La filière fédérale du NPD-Québec

Djaouida Sellah tentera de se faire élire sous la bannière du NPD-Québec le 1er octobre prochain dans La Pinière — une circonscription recoupant à peu près celle où elle avait été élue en 2011 au fédéral, Saint-Bruno–Saint-Hubert.
Photo: Liam Richards Archives La Presse canadienne Djaouida Sellah tentera de se faire élire sous la bannière du NPD-Québec le 1er octobre prochain dans La Pinière — une circonscription recoupant à peu près celle où elle avait été élue en 2011 au fédéral, Saint-Bruno–Saint-Hubert.

Le NPD fédéral a peut-être décidé de ne pas officiellement prendre parti pour l’une ou l’autre des formations en lice dans la campagne électorale québécoise, mais sur le terrain, certains militants ont fait leur choix. Quatre anciens députés néodémocrates fédéraux ont choisi de se présenter sous la bannière de la nouvelle formation NPD-Québec.

Alain Giguère, Raymond Côté, Paulina Ayala et Djaouida Sellah tentent de se faire élire le 1er octobre respectivement dans Sainte-Rose, Jean-Lesage, Rosemont et La Pinière, des circonscriptions recoupant à peu près celles où ils avaient été élus en 2011 au fédéral. (Ils ont tous perdu leur siège en 2015.)

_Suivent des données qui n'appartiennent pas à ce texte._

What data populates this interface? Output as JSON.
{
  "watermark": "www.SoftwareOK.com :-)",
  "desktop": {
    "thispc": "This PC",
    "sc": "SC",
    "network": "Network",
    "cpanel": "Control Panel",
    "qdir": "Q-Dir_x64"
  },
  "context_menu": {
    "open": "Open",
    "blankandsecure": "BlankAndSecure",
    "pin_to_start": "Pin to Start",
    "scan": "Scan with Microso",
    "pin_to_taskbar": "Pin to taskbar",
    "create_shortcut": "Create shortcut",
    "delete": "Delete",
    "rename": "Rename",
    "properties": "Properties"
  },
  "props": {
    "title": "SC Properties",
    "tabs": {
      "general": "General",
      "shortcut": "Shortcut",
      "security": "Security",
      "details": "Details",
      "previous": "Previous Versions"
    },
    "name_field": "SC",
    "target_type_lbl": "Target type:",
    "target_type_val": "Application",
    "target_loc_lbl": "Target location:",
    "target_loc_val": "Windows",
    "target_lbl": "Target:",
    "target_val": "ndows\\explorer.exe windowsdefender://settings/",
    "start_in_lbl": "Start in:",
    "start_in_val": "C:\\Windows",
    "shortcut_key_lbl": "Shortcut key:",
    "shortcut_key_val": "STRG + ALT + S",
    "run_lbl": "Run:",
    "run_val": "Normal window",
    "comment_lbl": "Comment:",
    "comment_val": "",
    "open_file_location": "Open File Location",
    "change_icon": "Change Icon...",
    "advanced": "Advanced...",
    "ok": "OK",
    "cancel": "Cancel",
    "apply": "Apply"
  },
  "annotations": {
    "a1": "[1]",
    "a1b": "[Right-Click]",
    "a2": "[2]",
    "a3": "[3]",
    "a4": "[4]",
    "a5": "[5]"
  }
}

Deux autres candidats, François Mantion et Étienne Madelein, qui se présentent dans les circonscriptions de Beauharnois et Soulanges, sont des adjoints de l’actuelle députée fédérale néodémocrate Anne Quach.

Selon Alain Giguère, là s’arrête la collaboration avec le fédéral. « Je n’en ai pas vu pantoute ! » lance-t-il en entrevue avec Le Devoir. Officiellement, le NPD fédéral ne s’implique pas dans la campagne provinciale. « Le but, c’est la plus grande neutralité possible, puisque ce sont les citoyens qui vont choisir leurs représentants provinciaux, avec qui on va devoir collaborer ensuite », explique le député Robert Aubin, qui préside le caucus québécois à Ottawa.

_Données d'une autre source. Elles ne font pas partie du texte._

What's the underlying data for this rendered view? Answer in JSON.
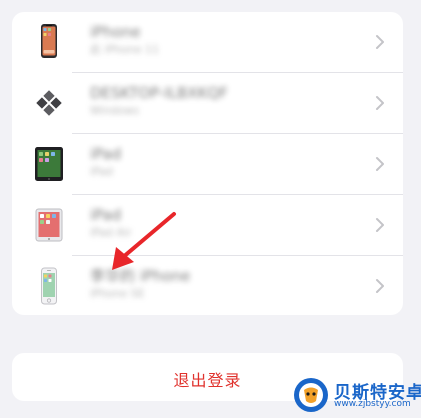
{
  "devices": [
    {
      "name": "iPhone",
      "model": "此 iPhone 11",
      "icon": "iphone-icon"
    },
    {
      "name": "DESKTOP-ILBXKQF",
      "model": "Windows",
      "icon": "windows-icon"
    },
    {
      "name": "iPad",
      "model": "iPad",
      "icon": "ipad-icon"
    },
    {
      "name": "iPad",
      "model": "iPad Air",
      "icon": "ipad-icon"
    },
    {
      "name": "李华的 iPhone",
      "model": "iPhone SE",
      "icon": "iphone-old-icon"
    }
  ],
  "signout": {
    "label": "退出登录"
  },
  "watermark": {
    "title": "贝斯特安卓网",
    "url": "www.zjbstyy.com"
  },
  "colors": {
    "background": "#f2f2f6",
    "card": "#ffffff",
    "signout_text": "#e0322d",
    "annotation_arrow": "#e8262a",
    "watermark_blue": "#1a66c9"
  }
}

On se rappellera que le nouveau chef Jagmeet Singh a refusé de prendre fait et cause pour le NPD-Québec, qui a vu le jour il y a un an et demi et qui s’est donné un chef en janvier. « Je suis NPD, donc toujours, je suggère de soutenir le NPD, mais au Québec, la situation est unique. Donc, je peux dire que je suis fédéraliste, progressiste, et c’est au peuple de Québec de choisir », avait-il déclaré en janvier.

Seuls le NPD-Québec et le Parti vert correspondent à cette définition.

Le hic, c’est que les militants néodémocrates du Québec sont généralement impliqués auprès de Québec solidaire, une formation résolument indépendantiste depuis sa fusion avec Option nationale. Le député fédéral Alexandre Boulerice a été membre de QS, tandis que son collègue François Choquette a contribué à sa caisse électorale.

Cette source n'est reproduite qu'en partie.